Survivors include his wife, Jan McDaniel, of Carbon; one brother, J. C. McDaniel of Carbon; two sisters, Betty Joyner and husband, Mike, of Austin, and Jenette Pierce and husband, Ronnie, of Aledo; nephews:  Jeremy Joyner, Travis Joyner and wife, Shellie; Elizabeth and Noah of Austin; Dan Webb and wife, Sarah of Cresson. Chris Webb and wife, Susan, Cassie and Carson of Waller.  He was preceded in death by his parents; one sister, Lynn McDaniel and a nephew, Kelly Webb.  The nephews served as pallbearers.

Memorials may be made to The Humane Society of the United States at 2100 L. Street,  NW,Washington, DC 20037 or a charity of your choice.


Hello My Friend -- by J. Guest Pepper

If you were ever greeted by this man, you heard the words, "Hello My Friend."  When he spoke these words, he may have known you for years or he may have never been introduced to you.  Kenneth McDaniel never met a stranger.  He called everyone "friend" as he looked them in the eye and they all knew that he meant it sincerely.

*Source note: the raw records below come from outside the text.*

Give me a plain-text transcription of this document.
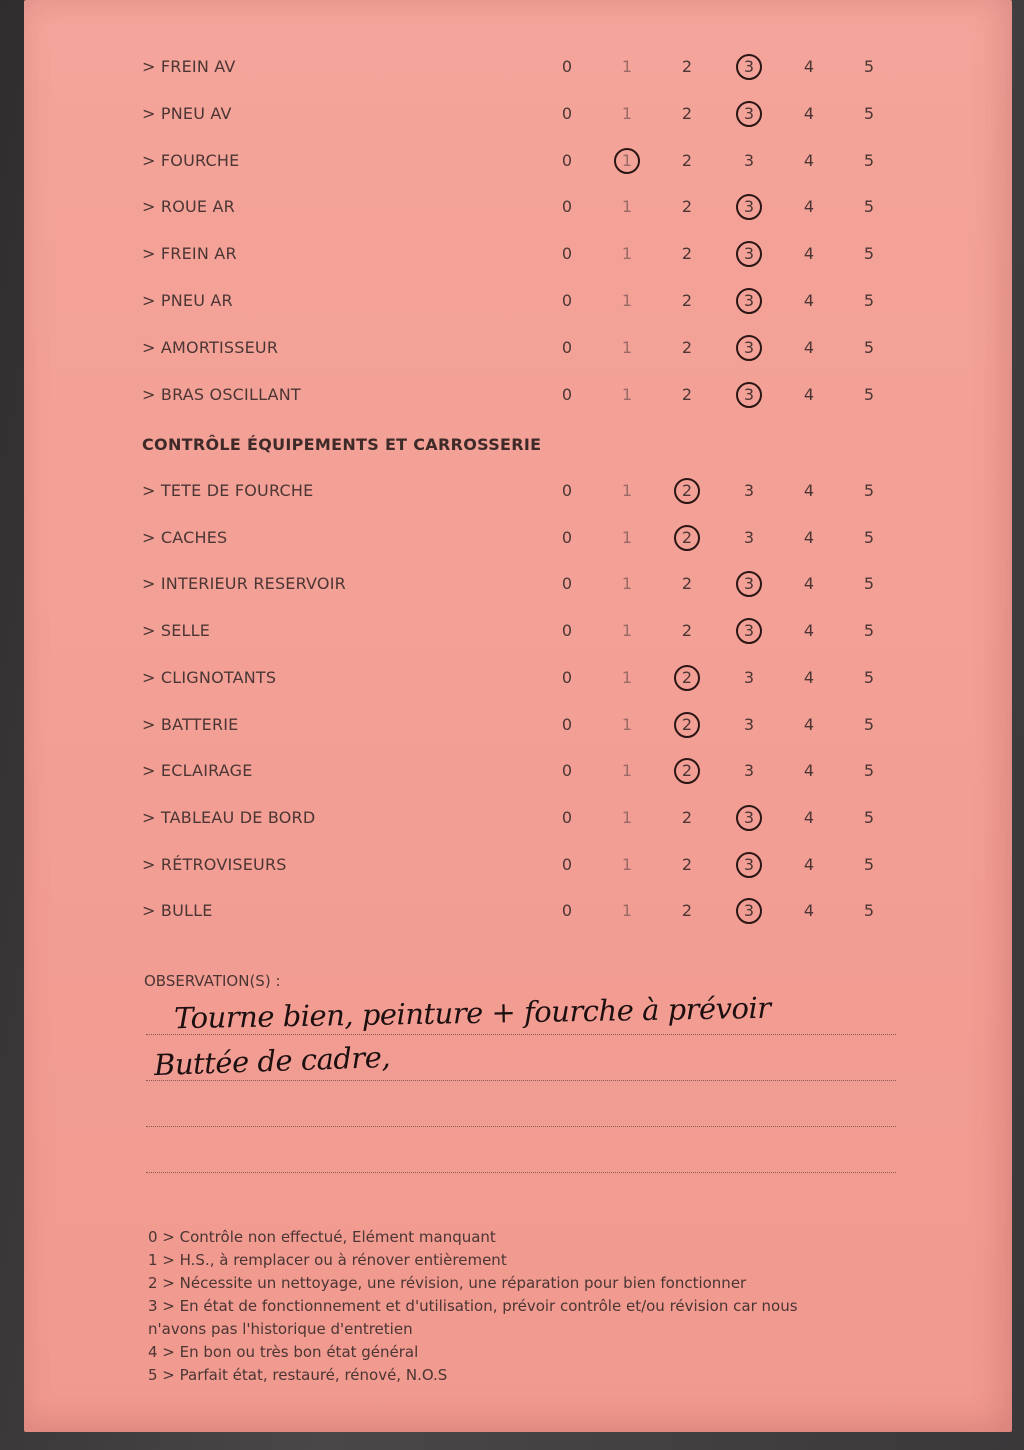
CONTRÔLE ÉQUIPEMENTS ET CARROSSERIE
OBSERVATION(S) :
Tourne bien, peinture + fourche à prévoir
Buttée de cadre,
0 > Contrôle non effectué, Elément manquant
1 > H.S., à remplacer ou à rénover entièrement
2 > Nécessite un nettoyage, une révision, une réparation pour bien fonctionner
3 > En état de fonctionnement et d'utilisation, prévoir contrôle et/ou révision car nous
n'avons pas l'historique d'entretien
4 > En bon ou très bon état général
5 > Parfait état, restauré, rénové, N.O.S
> FREIN AV	0	1	2	3	4	5
> PNEU AV	0	1	2	3	4	5
> FOURCHE	0	1	2	3	4	5
> ROUE AR	0	1	2	3	4	5
> FREIN AR	0	1	2	3	4	5
> PNEU AR	0	1	2	3	4	5
> AMORTISSEUR	0	1	2	3	4	5
> BRAS OSCILLANT	0	1	2	3	4	5
> TETE DE FOURCHE	0	1	2	3	4	5
> CACHES	0	1	2	3	4	5
> INTERIEUR RESERVOIR	0	1	2	3	4	5
> SELLE	0	1	2	3	4	5
> CLIGNOTANTS	0	1	2	3	4	5
> BATTERIE	0	1	2	3	4	5
> ECLAIRAGE	0	1	2	3	4	5
> TABLEAU DE BORD	0	1	2	3	4	5
> RÉTROVISEURS	0	1	2	3	4	5
> BULLE	0	1	2	3	4	5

"Hello My Friend."  This phrase had many meanings.  It was his way of saying, "I have time for you.  You matter to me.  I care about what is going on in your life."  In a world where people can be so rushed, it was wonderful to be in Kenneth's world for a time even if only for a few minutes.  In these minutes he had a way of making you feel better.  He had a way of building people up.  He had a way of passing along a peaceful spirit, giving you a gift.

I believe this gift could be called brotherly love.  I believe this gift should be remembered and passed along.  His spiritual message to the world was, "Hello My Friend."  I have a feeling that when Kenneth entered heaven's gate, he heard Jesus say to him, "Hello My Friend, Welcom Home."